His pace was loving Jesus without apology.

His pace was loving his family.

His pace was loving his friends.

If those were your goals, he was the guy you wanted to stick close to.

The interesting thing about those that set the pace is it’s not just for the group you’re in. As a race goes along, you can measure your estimated finish time based on where you are. You might not be with one group, but you know you’re ahead of another one. When one passes you, you know you’ve got to pick up the pace if you plan to finish in that time.

And this is where I challenge anyone that might read this. Especially the guys….

What I learned from the life of my friend Stef is that each and every one of us is a pace setter. We’ve got a group of people we are leading to a finish line.

How are you doing with that?

To those that feel like you are not leading a pace team but you’re running with someone that is, stay the course. If you’re in between two pace teams, stay the course. If you feel like your goal finish time pace team just passed you, don’t be discouraged. It’s a marathon, not a sprint.
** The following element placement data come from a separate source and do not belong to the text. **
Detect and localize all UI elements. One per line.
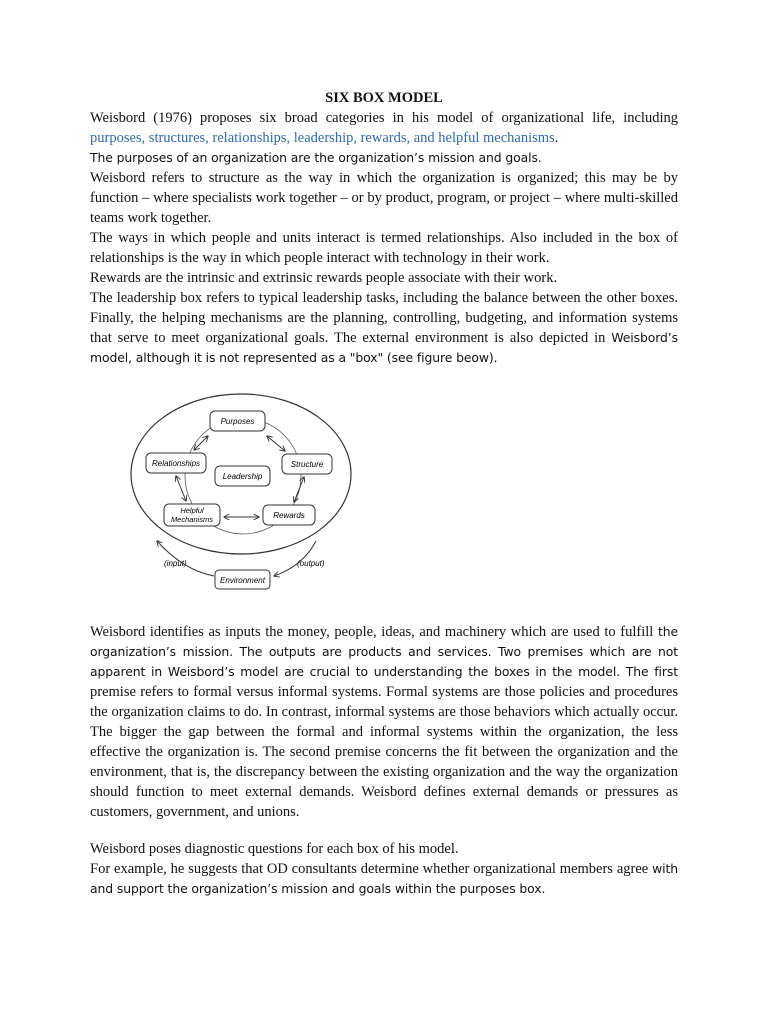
example-tail: with and support the organization’s mission and goals within the purposes box. [90, 861, 678, 896]
paragraph-inputs [90, 622, 678, 822]
arrow-purposes-relationships [194, 436, 208, 450]
categories-link[interactable]: purposes, structures, relationships, leadership, rewards, and helpful mechanisms [90, 130, 555, 146]
inputs-text: Weisbord identifies as inputs the money, people, ideas, and machinery which are used to fulfill [90, 624, 654, 640]
environment-label: Environment [220, 576, 265, 585]
structure-label: Structure [290, 460, 324, 469]
helpful-label: Helpful [180, 506, 204, 515]
intro-text: Weisbord (1976) proposes six broad categories in his model of organizational life, including [90, 110, 678, 126]
relationships-label: Relationships [151, 459, 201, 468]
mechanisms-label: Mechanisms [170, 515, 214, 524]
six-box-svg [128, 390, 358, 590]
paragraph-rewards: Rewards are the intrinsic and extrinsic rewards people associate with their work. [90, 270, 558, 286]
six-box-diagram [128, 390, 358, 590]
leadership-label: Leadership [222, 472, 263, 481]
paragraph-intro [90, 108, 678, 148]
arrow-purposes-structure [267, 436, 285, 451]
arrow-relationships-helpful [176, 476, 186, 501]
purposes-label: Purposes [220, 417, 255, 426]
environment-note: Weisbord’s model, although it is not represented as a "box" (see figure beow). [90, 330, 678, 365]
document-lower [90, 622, 678, 899]
intro-period: . [554, 130, 559, 146]
paragraph-leadership [90, 288, 678, 368]
input-label: (input) [164, 559, 187, 568]
paragraph-purposes: The purposes of an organization are the organization’s mission and goals. [90, 150, 542, 165]
arrow-structure-rewards [294, 477, 304, 502]
paragraph-diagnostic: Weisbord poses diagnostic questions for each box of his model. [90, 841, 459, 857]
paragraph-example [90, 859, 678, 899]
output-label: (output) [297, 559, 325, 568]
example-text: For example, he suggests that OD consultants determine whether organizational members agree [90, 861, 649, 877]
document-title: SIX BOX MODEL [325, 90, 443, 106]
outputs-text: the organization’s mission. The outputs are products and services. Two premises which are not apparent in Weisbord’s model are crucial to understanding the boxes in the model. The first [90, 624, 678, 679]
rewards-label: Rewards [273, 511, 305, 520]
document-upper [90, 88, 678, 368]
leadership-text: The leadership box refers to typical leadership tasks, including the balance between the other boxes. Finally, the helping mechanisms are the planning, controlling, budgeting, and information systems that serve to meet organizational goals. The external environment is also depicted in [90, 290, 678, 346]
paragraph-relationships: The ways in which people and units interact is termed relationships. Also included in the box of relationships is the way in which people interact with technology in their work. [90, 230, 678, 266]
premises-text: premise refers to formal versus informal systems. Formal systems are those policies and procedures the organization claims to do. In contrast, informal systems are those behaviors which actually occur. The bigger the gap between the formal and informal systems within the organization, the less effective the organization is. The second premise concerns the fit between the organization and the environment, that is, the discrepancy between the existing organization and the way the organization should function to meet external demands. Weisbord defines external demands or pressures as customers, government, and unions. [90, 684, 678, 820]
paragraph-structure: Weisbord refers to structure as the way in which the organization is organized; this may be by function – where specialists work together – or by product, program, or project – where multi-skilled teams work together. [90, 170, 678, 226]
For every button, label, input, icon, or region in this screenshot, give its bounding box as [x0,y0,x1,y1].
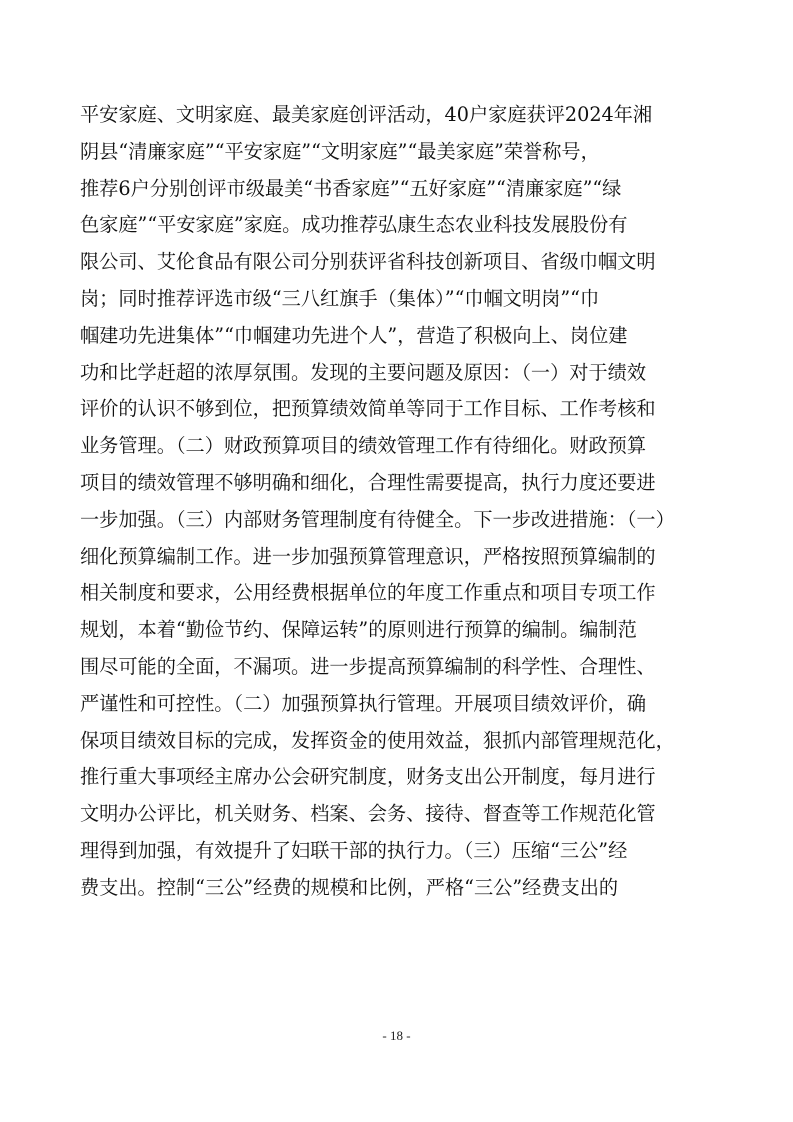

Sometimes we have to adjust our goals mid-race. Keep going. Keep pushing.

If you are the leader of your home and your family, keep a steady pace. As Stef once told me, “you’ve got people counting on you.”

While never saying a word about it and even after he is gone, Stef continues to lead my pace group. I know if I finish this race at the pace he ran it, I will have finished well.

Thank you Stef. Thank you for setting the pace. Save a place for me. I’ll finish this race one day too and can’t wait to see you.